Elizabeth Ford, a back-end engineer at Medium, admits to being “kind of secretly a crazy hippie.” A long-time vegetarian, she recently took a “vegan month” that expanded beyond avoiding the usual animal products: “I was reading a lot of stuff about not buying clothes made in sweatshops. Harming people isn’t very vegan. I’d like to be able to support a mix of Made in the USA and fair trade from other countries. That’s the kind of thing I’ve been stressing out about lately.”

Ford’s substantial analytical strengths as an engineer are counterbalanced by this empathic tendency. “I care about use cases because I care about other people,” she says. “I’m always looking out for performance issues, and I’m really interested in what makes software usable. I don’t want to build things that frustrate people. ”

Ford spearheads many of Medium’s efforts to stay on top of site performance issues and bugs. At the Friday afternoon meeting, she briefs everyone on Jank ‘n’ Drank, Medium’s weekly evening work session. These presentations have become a company institution, largely because of the playful Pokémon rating with which they close. Each Friday, Ford evaluates Jank ‘n’ Drank with a Pokémon character—recently, on a particularly lax week, the rating was Snorlax.

Perhaps unsurprisingly, Ford’s earliest internet exploit was a Pokémon GIF collection. Later, as a computer science student at the University of Illinois at Urbana-Champaign, she interned at HP, Microsoft, and Google, and then went directly from her undergraduate program to a job at LinkedIn. Ford is assertive and articulate, but she also claims to have been “in the right place at the right time”: “I grew up right next to UIUC, I went to the super-nerdy university high school where the teachers were really passionate and the classes were tiny. The first website I made was for a university contest aimed at high school girls, to build something for a local non-profit. I designed a site for an animal shelter.”

Ford thinks carefully and deliberately about issues surrounding women in the tech industry. She recalls,

It helped me that, when I was in elementary school, my best friend’s dad fixed computers, so they had them all over their house. We were always playing with them, downloading stuff on Napster. We weren’t afraid of technology. I feel like a lot of girls aren’t exposed to computers as much when they’re growing up. I didn’t have that problem, but it concerns me that kids are often initially attracted to computer science because of video games. Mainstream games are still really gendered.

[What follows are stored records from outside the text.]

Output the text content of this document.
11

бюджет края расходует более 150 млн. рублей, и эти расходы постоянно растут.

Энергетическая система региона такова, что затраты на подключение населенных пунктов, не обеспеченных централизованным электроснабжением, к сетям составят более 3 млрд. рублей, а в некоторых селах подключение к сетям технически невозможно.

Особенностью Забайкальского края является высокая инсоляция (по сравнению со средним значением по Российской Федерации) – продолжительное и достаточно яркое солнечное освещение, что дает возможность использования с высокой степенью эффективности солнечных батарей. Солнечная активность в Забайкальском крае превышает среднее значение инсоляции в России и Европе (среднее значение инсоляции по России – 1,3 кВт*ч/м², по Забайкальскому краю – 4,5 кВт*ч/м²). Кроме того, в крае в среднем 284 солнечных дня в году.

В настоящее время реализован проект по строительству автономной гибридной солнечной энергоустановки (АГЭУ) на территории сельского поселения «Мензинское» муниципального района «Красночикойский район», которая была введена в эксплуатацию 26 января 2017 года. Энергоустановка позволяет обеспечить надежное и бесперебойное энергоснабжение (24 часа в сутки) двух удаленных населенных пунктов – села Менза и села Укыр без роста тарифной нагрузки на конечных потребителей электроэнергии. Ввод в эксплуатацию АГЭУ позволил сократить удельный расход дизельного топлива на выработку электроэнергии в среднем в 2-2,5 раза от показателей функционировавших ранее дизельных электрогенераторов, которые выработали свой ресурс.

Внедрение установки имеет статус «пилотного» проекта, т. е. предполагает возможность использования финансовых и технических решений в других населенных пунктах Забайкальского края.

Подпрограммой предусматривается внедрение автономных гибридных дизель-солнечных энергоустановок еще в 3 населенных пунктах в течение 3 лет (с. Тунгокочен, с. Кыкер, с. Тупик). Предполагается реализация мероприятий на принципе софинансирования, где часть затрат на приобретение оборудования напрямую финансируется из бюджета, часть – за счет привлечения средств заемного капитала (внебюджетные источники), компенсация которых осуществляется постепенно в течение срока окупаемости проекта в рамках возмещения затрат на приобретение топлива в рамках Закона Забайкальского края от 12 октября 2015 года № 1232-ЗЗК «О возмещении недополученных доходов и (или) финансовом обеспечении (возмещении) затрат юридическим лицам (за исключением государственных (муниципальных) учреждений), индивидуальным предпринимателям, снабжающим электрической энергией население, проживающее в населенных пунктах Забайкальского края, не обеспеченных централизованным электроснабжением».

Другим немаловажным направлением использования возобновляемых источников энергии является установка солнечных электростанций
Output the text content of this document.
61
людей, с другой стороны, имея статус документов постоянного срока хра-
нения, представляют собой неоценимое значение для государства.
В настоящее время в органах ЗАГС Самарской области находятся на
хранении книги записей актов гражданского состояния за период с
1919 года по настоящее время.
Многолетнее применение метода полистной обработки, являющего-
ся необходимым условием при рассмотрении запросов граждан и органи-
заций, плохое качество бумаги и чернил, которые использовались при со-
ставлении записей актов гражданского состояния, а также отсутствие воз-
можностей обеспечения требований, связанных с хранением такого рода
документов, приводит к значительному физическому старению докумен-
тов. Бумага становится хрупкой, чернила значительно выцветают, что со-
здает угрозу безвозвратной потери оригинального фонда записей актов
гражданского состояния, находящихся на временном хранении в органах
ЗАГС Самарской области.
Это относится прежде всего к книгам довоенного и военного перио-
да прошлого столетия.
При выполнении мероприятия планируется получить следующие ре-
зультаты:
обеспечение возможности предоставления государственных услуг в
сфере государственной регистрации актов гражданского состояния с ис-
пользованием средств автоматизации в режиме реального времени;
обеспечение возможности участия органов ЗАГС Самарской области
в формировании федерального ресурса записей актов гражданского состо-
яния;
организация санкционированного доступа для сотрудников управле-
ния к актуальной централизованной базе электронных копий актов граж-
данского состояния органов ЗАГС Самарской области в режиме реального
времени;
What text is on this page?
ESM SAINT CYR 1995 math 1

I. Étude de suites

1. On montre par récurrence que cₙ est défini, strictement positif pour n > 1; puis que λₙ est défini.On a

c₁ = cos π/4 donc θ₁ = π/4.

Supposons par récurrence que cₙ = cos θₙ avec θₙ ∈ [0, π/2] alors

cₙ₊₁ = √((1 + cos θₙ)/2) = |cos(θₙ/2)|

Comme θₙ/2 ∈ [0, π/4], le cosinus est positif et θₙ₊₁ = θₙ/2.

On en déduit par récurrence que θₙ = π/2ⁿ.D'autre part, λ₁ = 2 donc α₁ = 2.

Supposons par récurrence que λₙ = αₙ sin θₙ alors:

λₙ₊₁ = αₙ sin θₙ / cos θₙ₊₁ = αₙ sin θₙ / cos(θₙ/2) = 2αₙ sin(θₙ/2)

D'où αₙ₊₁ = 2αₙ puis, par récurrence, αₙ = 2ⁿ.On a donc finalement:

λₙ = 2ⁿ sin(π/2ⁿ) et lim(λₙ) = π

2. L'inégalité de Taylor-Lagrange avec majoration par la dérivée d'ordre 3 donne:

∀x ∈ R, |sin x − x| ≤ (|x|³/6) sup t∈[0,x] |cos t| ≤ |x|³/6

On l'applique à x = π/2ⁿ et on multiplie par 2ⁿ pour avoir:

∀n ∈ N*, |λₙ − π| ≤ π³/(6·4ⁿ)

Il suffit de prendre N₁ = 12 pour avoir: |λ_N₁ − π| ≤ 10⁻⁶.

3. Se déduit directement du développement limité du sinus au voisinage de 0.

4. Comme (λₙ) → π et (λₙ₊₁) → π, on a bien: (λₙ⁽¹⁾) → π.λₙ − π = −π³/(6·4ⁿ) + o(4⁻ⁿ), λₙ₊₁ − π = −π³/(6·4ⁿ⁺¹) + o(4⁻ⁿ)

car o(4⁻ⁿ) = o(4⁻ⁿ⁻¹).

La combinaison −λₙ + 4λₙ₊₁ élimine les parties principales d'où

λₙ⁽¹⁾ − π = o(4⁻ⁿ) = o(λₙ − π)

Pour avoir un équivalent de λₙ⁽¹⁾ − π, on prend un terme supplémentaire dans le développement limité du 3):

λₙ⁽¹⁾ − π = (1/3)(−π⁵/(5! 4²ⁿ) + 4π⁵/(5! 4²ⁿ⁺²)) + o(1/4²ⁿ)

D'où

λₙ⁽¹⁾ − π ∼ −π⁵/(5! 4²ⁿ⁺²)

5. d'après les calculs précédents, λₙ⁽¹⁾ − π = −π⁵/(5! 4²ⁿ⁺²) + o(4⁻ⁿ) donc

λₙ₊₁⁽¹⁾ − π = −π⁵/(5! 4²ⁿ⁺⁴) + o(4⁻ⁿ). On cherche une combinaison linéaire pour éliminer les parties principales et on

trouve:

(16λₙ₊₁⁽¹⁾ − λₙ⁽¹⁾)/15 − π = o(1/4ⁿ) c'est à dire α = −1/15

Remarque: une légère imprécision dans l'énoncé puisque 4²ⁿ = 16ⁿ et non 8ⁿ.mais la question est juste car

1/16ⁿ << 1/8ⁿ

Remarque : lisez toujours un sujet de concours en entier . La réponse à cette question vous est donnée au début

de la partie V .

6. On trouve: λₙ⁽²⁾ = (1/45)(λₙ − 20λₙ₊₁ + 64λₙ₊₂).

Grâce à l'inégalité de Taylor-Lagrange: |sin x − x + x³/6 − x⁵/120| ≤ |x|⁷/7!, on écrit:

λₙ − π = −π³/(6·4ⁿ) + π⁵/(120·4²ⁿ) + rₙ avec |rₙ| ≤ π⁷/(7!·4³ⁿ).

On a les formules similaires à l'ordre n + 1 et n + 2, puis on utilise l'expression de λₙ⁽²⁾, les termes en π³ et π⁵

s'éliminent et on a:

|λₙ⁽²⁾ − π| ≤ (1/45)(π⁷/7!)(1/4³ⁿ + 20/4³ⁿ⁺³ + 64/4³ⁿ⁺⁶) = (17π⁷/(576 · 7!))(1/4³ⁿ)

At Medium, Ford spends a lot of time honing the homepage algorithm, which involves a seemingly endless problem set: “How often do we recompute? There are new posts being added all the time. What does it mean to be a good post? That other people like it, or that it’s similar to something you’ve already read? We’re seeing a lot of competing viewpoints on the platform. If two people with different perspectives are writing on the same topic, we might want to show you both of those perspectives.”

Ford sees these concerns and questions as key to facilitating a diversity of experience and expression on Medium. She explains, “We don’t want to build a platform that puts you in an echo chamber.”

Ford enjoys writing, but she has also written about her struggles with writer’s block and understands the anxieties that attend publishing. She has a history of casual blogging that goes back to Blogger days: “In high school, I blogged a lot—my friends had a blog ring—but it was about stupid stuff, like how I really love the Dave Matthews Band.”

Breathing a sigh of relief that the relics of her early blogging days are no longer searchable, Ford considers her previous online writing habits for a moment and then notes,

Photo by Misty Xicum
“Medium is about trying to get people to think about important stuff they have to say. Not what I ate for lunch, but the distinct knowledge you have within yourself that could be significant to others.”

She continues, “There are so many places concerned with click-throughs or having the most content. The vision here has always been about getting people to share things of value.”

Ford’s estimation of the significance of her engineering work is bound up with this (somewhat hippie-ish) desire to help people share writing that could be meaningful to others: “Sometimes back-end code seems so abstracted. People assume you don’t really get the benefit of feeling like you helped someone, but I totally do. If I write an algorithm that surfaces a great post for the user to read next, that’s awesome. That’s important.”